I won’t trust black boxes until they prove that they work better than a reliable human could. That’s especially true of the very small computers that are within today’s insulin pumps.
IRC, from a post a few weeks ago, a version of AndroidAPS which does this (requires no carb input) is in testing. (Facebook AndroidAPS group IRC.)
In principle any closed loop system can be used without entering carbs. The system will correct when it detects the BG rise. The problem is that entering the carbs gives the pump a view into the future, so the pump does not have to wait for the BG rise it just boluses.

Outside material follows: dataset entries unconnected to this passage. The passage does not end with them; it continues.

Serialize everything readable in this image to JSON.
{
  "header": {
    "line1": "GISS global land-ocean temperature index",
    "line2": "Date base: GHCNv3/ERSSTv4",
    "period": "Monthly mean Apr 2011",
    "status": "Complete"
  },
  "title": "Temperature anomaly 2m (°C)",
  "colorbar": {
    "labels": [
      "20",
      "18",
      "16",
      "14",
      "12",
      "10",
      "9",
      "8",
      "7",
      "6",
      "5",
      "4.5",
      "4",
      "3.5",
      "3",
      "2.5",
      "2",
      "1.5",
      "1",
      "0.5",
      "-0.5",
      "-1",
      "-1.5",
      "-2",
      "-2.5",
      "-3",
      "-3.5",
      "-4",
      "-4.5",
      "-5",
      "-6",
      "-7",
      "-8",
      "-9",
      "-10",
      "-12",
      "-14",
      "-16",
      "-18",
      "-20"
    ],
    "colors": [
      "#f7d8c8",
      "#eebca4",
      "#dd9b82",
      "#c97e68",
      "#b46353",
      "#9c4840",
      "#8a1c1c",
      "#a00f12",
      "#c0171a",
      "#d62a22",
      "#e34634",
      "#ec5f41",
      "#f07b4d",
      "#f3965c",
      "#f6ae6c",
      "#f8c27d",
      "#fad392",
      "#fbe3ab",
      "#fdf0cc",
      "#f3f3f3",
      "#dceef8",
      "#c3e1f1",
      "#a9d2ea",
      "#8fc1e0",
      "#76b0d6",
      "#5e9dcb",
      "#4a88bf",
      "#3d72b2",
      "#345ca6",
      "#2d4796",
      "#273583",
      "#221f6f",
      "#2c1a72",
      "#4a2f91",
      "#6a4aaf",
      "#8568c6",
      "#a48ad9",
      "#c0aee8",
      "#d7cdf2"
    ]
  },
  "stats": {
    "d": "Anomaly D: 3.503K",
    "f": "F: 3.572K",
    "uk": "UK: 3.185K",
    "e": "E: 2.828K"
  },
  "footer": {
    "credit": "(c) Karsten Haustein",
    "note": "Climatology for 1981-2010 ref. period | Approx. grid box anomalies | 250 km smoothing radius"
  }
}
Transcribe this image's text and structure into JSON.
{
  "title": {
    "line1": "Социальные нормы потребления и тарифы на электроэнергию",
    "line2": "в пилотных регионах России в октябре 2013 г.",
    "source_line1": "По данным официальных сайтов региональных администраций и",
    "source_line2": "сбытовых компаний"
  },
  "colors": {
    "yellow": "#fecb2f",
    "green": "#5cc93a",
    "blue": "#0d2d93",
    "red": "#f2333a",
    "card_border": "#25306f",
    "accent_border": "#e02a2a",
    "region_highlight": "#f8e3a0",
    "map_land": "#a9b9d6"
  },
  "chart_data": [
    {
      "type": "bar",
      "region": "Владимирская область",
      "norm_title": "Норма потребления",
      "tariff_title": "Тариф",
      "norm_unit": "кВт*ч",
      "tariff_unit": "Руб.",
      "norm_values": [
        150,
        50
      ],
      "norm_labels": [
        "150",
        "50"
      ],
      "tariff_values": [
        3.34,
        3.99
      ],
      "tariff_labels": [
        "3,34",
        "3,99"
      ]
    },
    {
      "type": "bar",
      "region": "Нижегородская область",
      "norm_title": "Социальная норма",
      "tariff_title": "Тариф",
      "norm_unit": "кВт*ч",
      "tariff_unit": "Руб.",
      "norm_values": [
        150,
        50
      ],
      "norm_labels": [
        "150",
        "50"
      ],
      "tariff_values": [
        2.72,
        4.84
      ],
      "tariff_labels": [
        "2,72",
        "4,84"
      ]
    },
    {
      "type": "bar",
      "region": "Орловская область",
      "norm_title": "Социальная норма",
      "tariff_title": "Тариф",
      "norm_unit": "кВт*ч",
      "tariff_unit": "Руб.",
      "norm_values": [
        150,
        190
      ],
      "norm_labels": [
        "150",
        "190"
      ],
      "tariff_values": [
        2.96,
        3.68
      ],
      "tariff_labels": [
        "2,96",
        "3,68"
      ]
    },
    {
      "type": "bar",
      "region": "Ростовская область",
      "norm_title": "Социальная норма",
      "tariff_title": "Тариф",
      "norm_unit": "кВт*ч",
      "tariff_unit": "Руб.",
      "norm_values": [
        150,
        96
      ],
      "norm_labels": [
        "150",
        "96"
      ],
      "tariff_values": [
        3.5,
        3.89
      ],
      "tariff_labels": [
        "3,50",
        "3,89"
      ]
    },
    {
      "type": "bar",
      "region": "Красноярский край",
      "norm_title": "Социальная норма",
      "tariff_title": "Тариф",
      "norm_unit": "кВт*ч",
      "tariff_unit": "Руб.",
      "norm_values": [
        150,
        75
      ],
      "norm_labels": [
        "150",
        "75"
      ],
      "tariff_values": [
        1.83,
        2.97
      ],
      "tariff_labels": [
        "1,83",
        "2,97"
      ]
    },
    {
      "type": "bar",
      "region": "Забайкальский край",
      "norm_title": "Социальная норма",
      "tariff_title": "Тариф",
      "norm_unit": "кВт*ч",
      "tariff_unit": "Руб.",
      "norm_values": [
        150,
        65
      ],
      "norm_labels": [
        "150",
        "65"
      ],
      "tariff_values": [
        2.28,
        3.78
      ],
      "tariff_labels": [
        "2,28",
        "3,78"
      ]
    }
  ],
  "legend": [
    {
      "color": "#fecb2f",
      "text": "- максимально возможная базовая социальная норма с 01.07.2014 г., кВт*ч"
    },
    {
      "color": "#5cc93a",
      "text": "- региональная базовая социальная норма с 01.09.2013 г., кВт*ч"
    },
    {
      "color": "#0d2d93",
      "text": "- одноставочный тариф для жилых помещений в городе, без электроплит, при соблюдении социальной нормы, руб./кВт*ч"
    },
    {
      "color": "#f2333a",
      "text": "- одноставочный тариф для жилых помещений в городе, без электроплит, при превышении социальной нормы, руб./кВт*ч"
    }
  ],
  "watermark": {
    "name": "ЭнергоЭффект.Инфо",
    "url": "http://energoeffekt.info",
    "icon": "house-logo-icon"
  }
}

People with beta cells do it a different way; food initiates a massive insulin dump (the “first stage” response which is lacking in many T2s) then the “second stage” response corrects for the errors. This works because the insulin enters the blood stream immediately (the pancreas is directly connected to the main blood stream). For a pump there is a delay of around an hour for just half of the insulin to enter the blood supply and the ability to correct for overdose on insulin is limited (though, truth be told, the standard human algorithm sucks too.)
My preference given the delays is for a hybrid approach; I bolus the approximate amount when I eat then relay on AndroidAPS to correct. In effect I implement the first-stage insulin response and AndroidAPS does the second stage.